Unbelievable! Casting Truth as Fiction

May 22, 2013 § 1 Comment

Cheryl Diane Kidder explores the difficulty of turning true events into fiction, and how some truths, like those in her recent Brevity essay “Cut,” want to be told in the nonfiction form:


Cheryl Diane Kidder

The hardest thing about writing “Cut” was getting it into a form that both got the facts of what happened, or what I was able to recall, and how my thought processes were working at the same time. That, and waiting until my daughter was old enough to listen to the whole story. My daughter is 24 now so I’ve been trying to get this right on paper for about 23 and a half years.

I wrote several versions of these events in third person, pushing the story out and away from me, claiming it only as fiction, certainly nothing I would have personally gone through. Trouble there is, presenting the piece as fiction in a fiction workshop I kept getting these comments, “Unbelievable,” and “This could never happen,” and “What woman would leave her baby at home alone?” Clearly it wasn’t working as fiction.

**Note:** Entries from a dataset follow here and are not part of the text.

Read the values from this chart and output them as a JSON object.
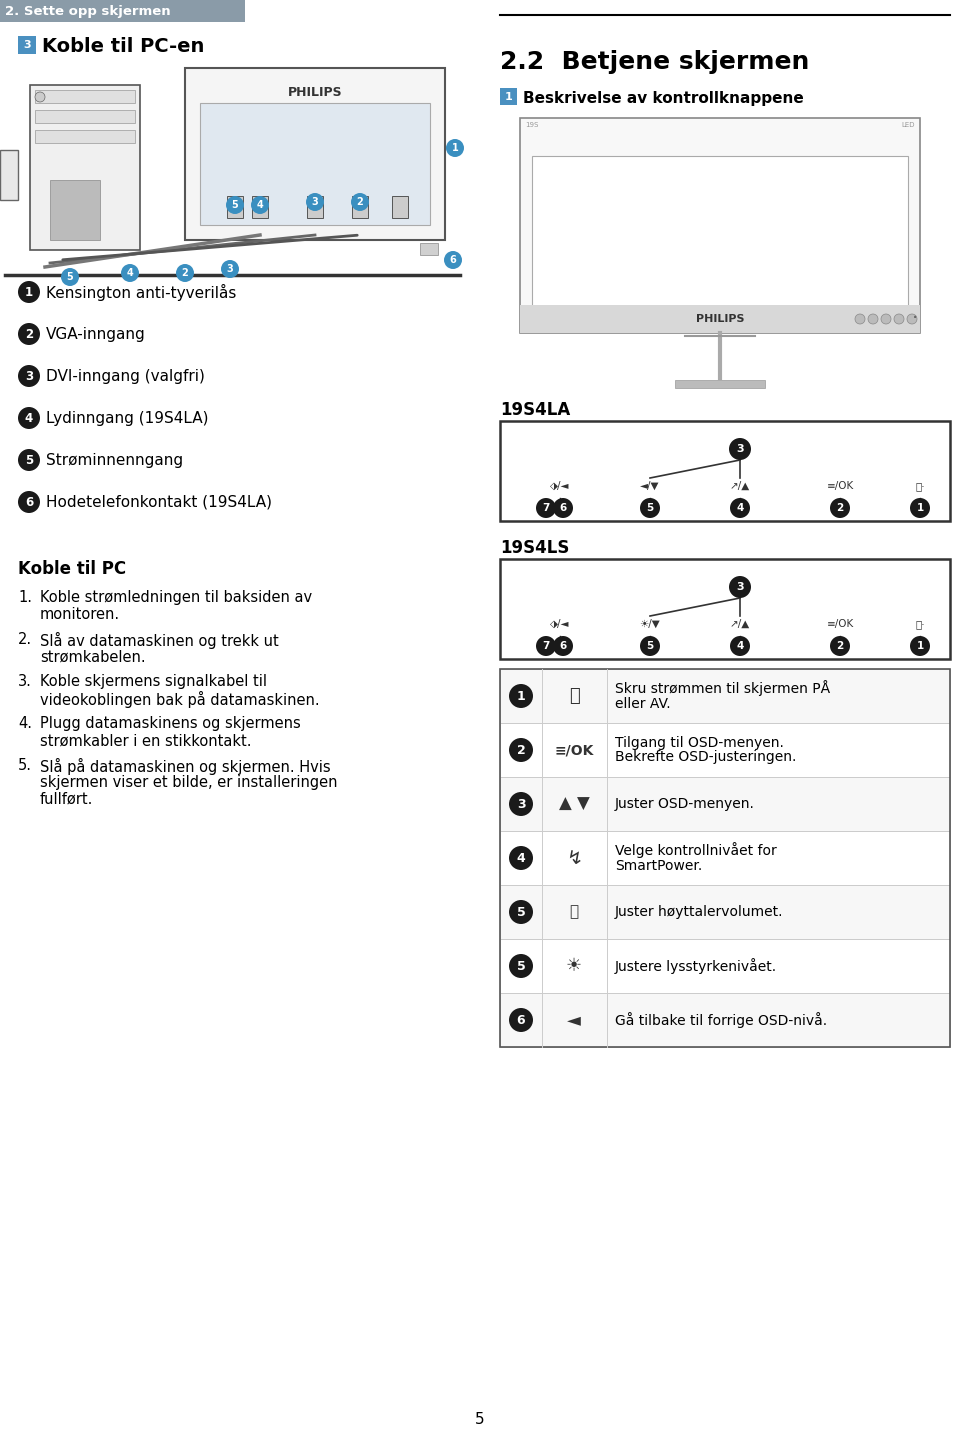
{
  "page_bg": "#ffffff",
  "header_bg": "#8a9ba8",
  "header_text": "2. Sette opp skjermen",
  "section3_title": "Koble til PC-en",
  "section22_title": "2.2  Betjene skjermen",
  "section1_title": "Beskrivelse av kontrollknappene",
  "numbered_items": [
    {
      "num": "1",
      "text": "Kensington anti-tyverilås"
    },
    {
      "num": "2",
      "text": "VGA-inngang"
    },
    {
      "num": "3",
      "text": "DVI-inngang (valgfri)"
    },
    {
      "num": "4",
      "text": "Lydinngang (19S4LA)"
    },
    {
      "num": "5",
      "text": "Strøminnenngang"
    },
    {
      "num": "6",
      "text": "Hodetelefonkontakt (19S4LA)"
    }
  ],
  "koble_title": "Koble til PC",
  "koble_steps": [
    "Koble strømledningen til baksiden av\nmonitoren.",
    "Slå av datamaskinen og trekk ut\nstrømkabelen.",
    "Koble skjermens signalkabel til\nvideokoblingen bak på datamaskinen.",
    "Plugg datamaskinens og skjermens\nstrømkabler i en stikkontakt.",
    "Slå på datamaskinen og skjermen. Hvis\nskjermen viser et bilde, er installeringen\nfullført."
  ],
  "model1": "19S4LA",
  "model2": "19S4LS",
  "diag1_buttons": [
    "⬗/◄",
    "◄/▼",
    "↗/▲",
    "≡/OK",
    "⏻ ·"
  ],
  "diag2_buttons": [
    "⬗/◄",
    "☀/▼",
    "↗/▲",
    "≡/OK",
    "⏻ ·"
  ],
  "table_rows": [
    {
      "num": "1",
      "icon": "⏻",
      "text": "Skru strømmen til skjermen PÅ\neller AV."
    },
    {
      "num": "2",
      "icon": "≡/OK",
      "text": "Tilgang til OSD-menyen.\nBekrefte OSD-justeringen."
    },
    {
      "num": "3",
      "icon": "▲▼",
      "text": "Juster OSD-menyen."
    },
    {
      "num": "4",
      "icon": "↯",
      "text": "Velge kontrollnivået for\nSmartPower."
    },
    {
      "num": "5",
      "icon": "🔉",
      "text": "Juster høyttalervolumet."
    },
    {
      "num": "5",
      "icon": "★",
      "text": "Justere lysstyrkenivået."
    },
    {
      "num": "6",
      "icon": "◄",
      "text": "Gå tilbake til forrige OSD-nivå."
    }
  ],
  "page_number": "5"
}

So, I rewrote it as nonfiction, and I found that the facts spoke for themselves, my voice was stronger and my ability to recreate my mindset at the time of the event came easier to me. The piece was never more than a thousand words in any of its permutations. I didn’t want to spend more time in that place than I really needed to. And once I had it into a shape I felt OK about, I still kept it in a drawer for a couple of years. Getting it right and getting it out in the world were two completely different things. I had accomplished the one and never quite knew if I was ever going to be brave enough to do the second.

So, when I first sent the piece out to magazines I sent it as fiction, and although I got no written comments from editors, I did get several rejections, form rejections, and I was pretty sure what those editors were thinking: “Unbelievable, This could never happen, What woman would leave her baby at home?”

So, I sent it to Brevity as nonfiction and was over the moon to get an acceptance. And now comes the biggest hurdle of all—it’s out in public, anyone can read it.

Let me just say this: this did happen, my daughter was sleeping and safe when I got back home and now, 24 years later, she reads all my writing and forgives me and loves me anyway.

Cheryl Diane Kidder has a B.A. in Creative Writing from San Francisco State University. Her work, nominated twice for the Pushcart Prize, has appeared or is forthcoming in CutThroat Magazine, Weber: The Contemporary West, Pembroke Magazine, Tinge MagazineIdentity Theory, In Posse Review, and elsewhere.